In 2019 when I was about to finish my degree, I asked the leader of our church when they started the church. She told me that it was around 2014 or 2015. However, there was a financial struggle causing the church to nearly give up and close down but, they felt the need to keep the church going. On that day I realised that God had answered my prayer in a way that I never expected. When I prayed to God asking for a church in that small town I was going to live in, He was already setting up a church for me, so that when I arrived it would be there ready for me.
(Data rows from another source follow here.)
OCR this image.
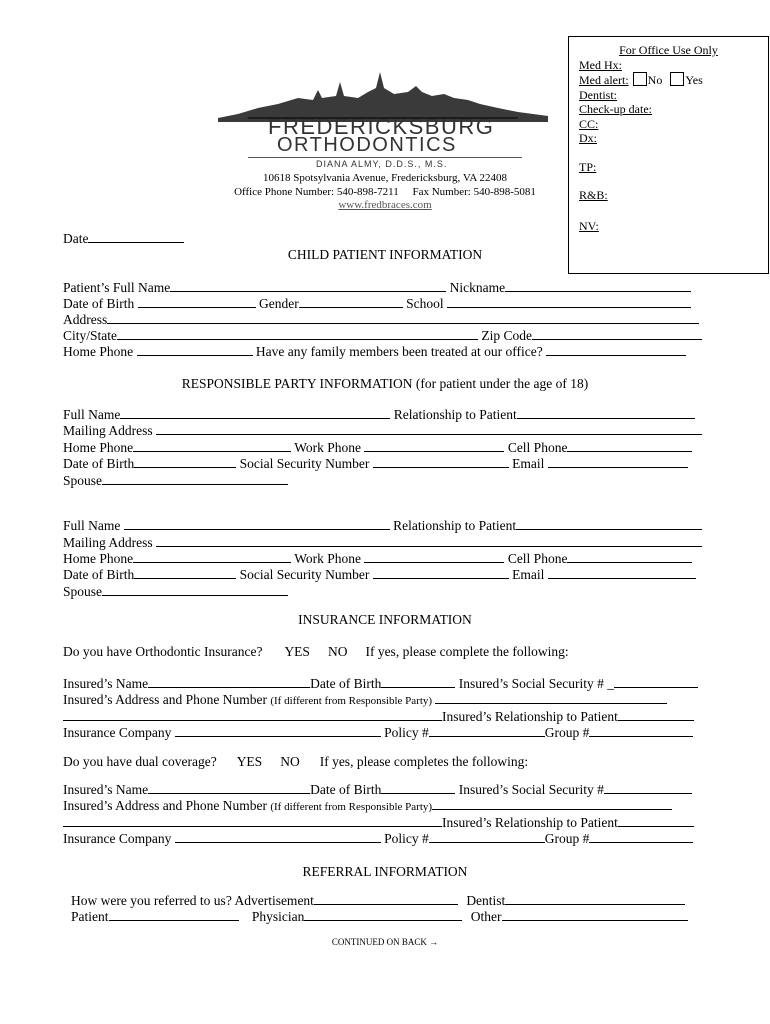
For Office Use Only
Med Hx:
Med alert: No Yes
Dentist:
Check-up date:
CC:
Dx:
TP:
R&B:
NV:
FREDERICKSBURG
ORTHODONTICS
DIANA ALMY, D.D.S., M.S.
10618 Spotsylvania Avenue, Fredericksburg, VA 22408
Office Phone Number: 540-898-7211     Fax Number: 540-898-5081
www.fredbraces.com
Date
CHILD PATIENT INFORMATION
Patient’s Full Name	Nickname
Date of Birth	Gender	School
Address
City/State	Zip Code
Home Phone	Have any family members been treated at our office?
RESPONSIBLE PARTY INFORMATION (for patient under the age of 18)
Full Name	Relationship to Patient
Mailing Address
Home Phone	Work Phone	Cell Phone
Date of Birth	Social Security Number	Email
Spouse
Full Name	Relationship to Patient
Mailing Address
Home Phone	Work Phone	Cell Phone
Date of Birth	Social Security Number	Email
Spouse
INSURANCE INFORMATION
Do you have Orthodontic Insurance? YES NO If yes, please complete the following:
Insured’s Name	Date of Birth	Insured’s Social Security # _
Insured’s Address and Phone Number (If different from Responsible Party)
Insured’s Relationship to Patient
Insurance Company	Policy #	Group #
Do you have dual coverage? YES NO If yes, please completes the following:
Insured’s Name	Date of Birth	Insured’s Social Security #
Insured’s Address and Phone Number (If different from Responsible Party)
Insured’s Relationship to Patient
Insurance Company	Policy #	Group #
REFERRAL INFORMATION
How were you referred to us? Advertisement	Dentist
Patient	Physician	Other
CONTINUED ON BACK →
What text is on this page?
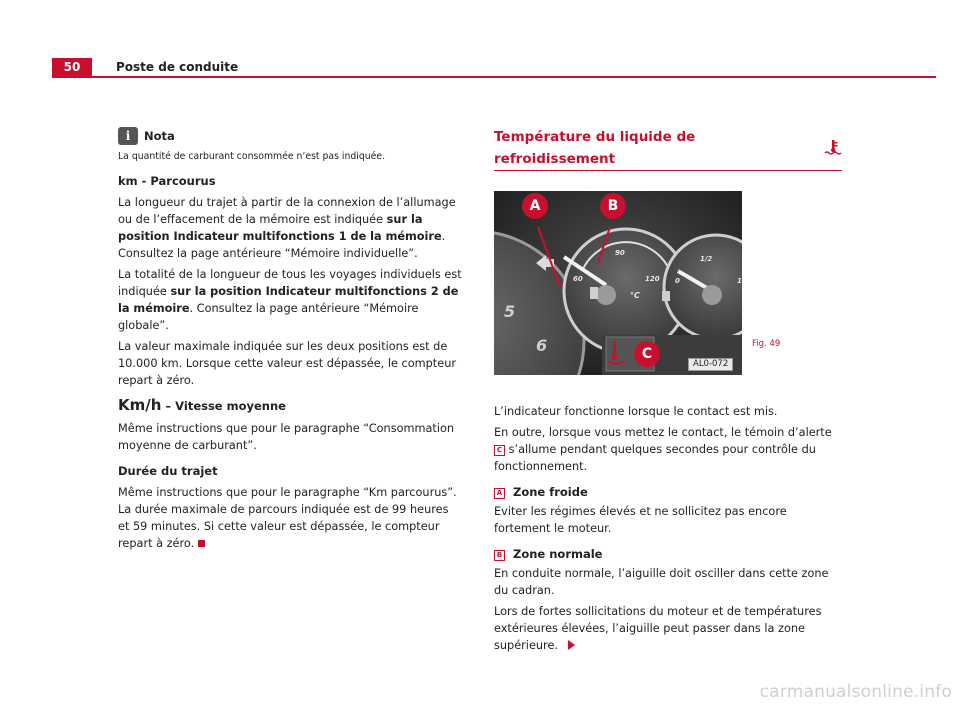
50	Poste de conduite
i	Nota

La quantité de carburant consommée n’est pas indiquée.

km - Parcourus

La longueur du trajet à partir de la connexion de l’allumage ou de l’effacement de la mémoire est indiquée sur la position Indicateur multifonctions 1 de la mémoire. Consultez la page antérieure “Mémoire individuelle”.

La totalité de la longueur de tous les voyages individuels est indiquée sur la position Indicateur multifonctions 2 de la mémoire. Consultez la page antérieure “Mémoire globale”.

La valeur maximale indiquée sur les deux positions est de 10.000 km. Lorsque cette valeur est dépassée, le compteur repart à zéro.

Km/h – Vitesse moyenne

Même instructions que pour le paragraphe “Consommation moyenne de carburant”.

Durée du trajet

Même instructions que pour le paragraphe “Km parcourus”. La durée maximale de parcours indiquée est de 99 heures et 59 minutes. Si cette valeur est dépassée, le compteur repart à zéro.

Température du liquide de refroidissement
60
90
120
°C
0
1/2
1
5
6
A	B
C
AL0-072
Fig. 49

L’indicateur fonctionne lorsque le contact est mis.

En outre, lorsque vous mettez le contact, le témoin d’alerte C s’allume pendant quelques secondes pour contrôle du fonctionnement.

A Zone froide

Eviter les régimes élevés et ne sollicitez pas encore fortement le moteur.

B Zone normale

En conduite normale, l’aiguille doit osciller dans cette zone du cadran.

Lors de fortes sollicitations du moteur et de températures extérieures élevées, l’aiguille peut passer dans la zone supérieure.

carmanualsonline.info
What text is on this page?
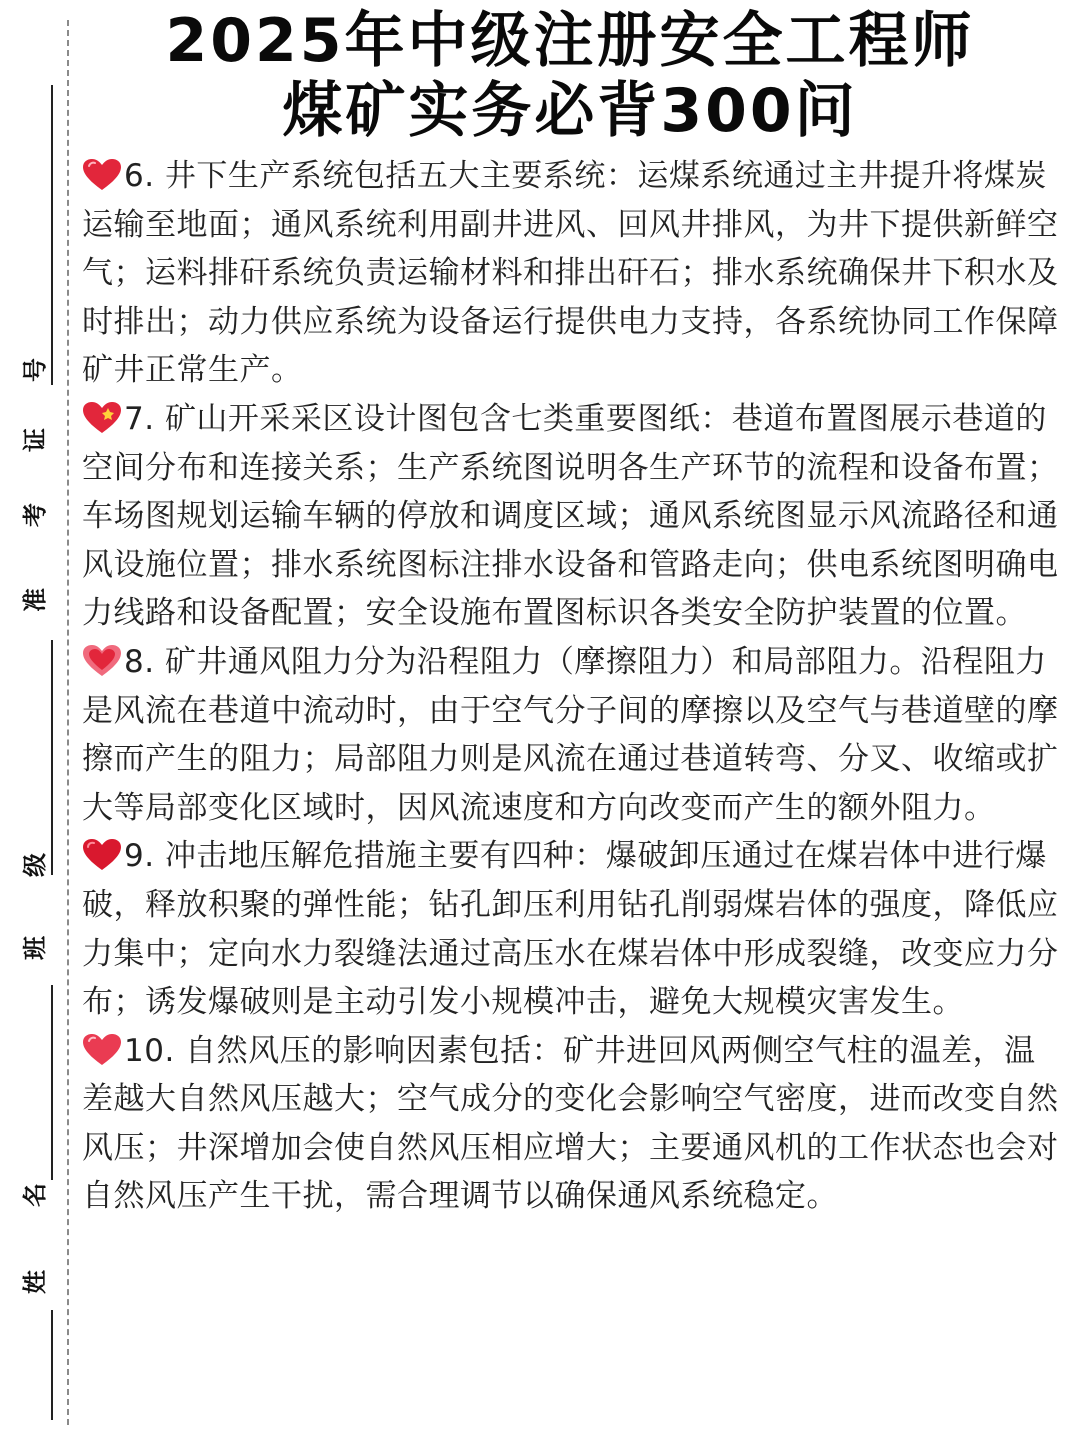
号
证
考
准
级
班
名
姓
2025年中级注册安全工程师
煤矿实务必背300问

6. 井下生产系统包括五大主要系统：运煤系统通过主井提升将煤炭运输至地面；通风系统利用副井进风、回风井排风，为井下提供新鲜空气；运料排矸系统负责运输材料和排出矸石；排水系统确保井下积水及时排出；动力供应系统为设备运行提供电力支持，各系统协同工作保障矿井正常生产。

7. 矿山开采采区设计图包含七类重要图纸：巷道布置图展示巷道的空间分布和连接关系；生产系统图说明各生产环节的流程和设备布置；车场图规划运输车辆的停放和调度区域；通风系统图显示风流路径和通风设施位置；排水系统图标注排水设备和管路走向；供电系统图明确电力线路和设备配置；安全设施布置图标识各类安全防护装置的位置。

8. 矿井通风阻力分为沿程阻力（摩擦阻力）和局部阻力。沿程阻力是风流在巷道中流动时，由于空气分子间的摩擦以及空气与巷道壁的摩擦而产生的阻力；局部阻力则是风流在通过巷道转弯、分叉、收缩或扩大等局部变化区域时，因风流速度和方向改变而产生的额外阻力。

9. 冲击地压解危措施主要有四种：爆破卸压通过在煤岩体中进行爆破，释放积聚的弹性能；钻孔卸压利用钻孔削弱煤岩体的强度，降低应力集中；定向水力裂缝法通过高压水在煤岩体中形成裂缝，改变应力分布；诱发爆破则是主动引发小规模冲击，避免大规模灾害发生。

10. 自然风压的影响因素包括：矿井进回风两侧空气柱的温差，温差越大自然风压越大；空气成分的变化会影响空气密度，进而改变自然风压；井深增加会使自然风压相应增大；主要通风机的工作状态也会对自然风压产生干扰，需合理调节以确保通风系统稳定。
“To every sincere prayer an answer will come. It may not come just as you desire, or at the time you look for it; but it will come in the way and at the time that will best meet your need. The prayers you offer in loneliness, in weariness, in trial, God answers, not always according to your expectations, but always for your good.”*
I have been on this journey, this relationship with God since 2015 and I have never been the same since. Although life can be difficult and we may go through difficulties, I have peace and joy knowing that whatever I may be going through the God who created the heavens and the earth, who rules the universe knows my name and is there for me every step of the way. I have a purpose and meaning in life and Jesus loves me and died for me so that I can have peace and joy not only in this life, but in the life to come.
What He has done for me He can do for you too! God promises that “you will seek Me and find Me when you seek me with all your heart” (Jeremiah 29:13)
Why don’t you give God a chance to show you who He really is?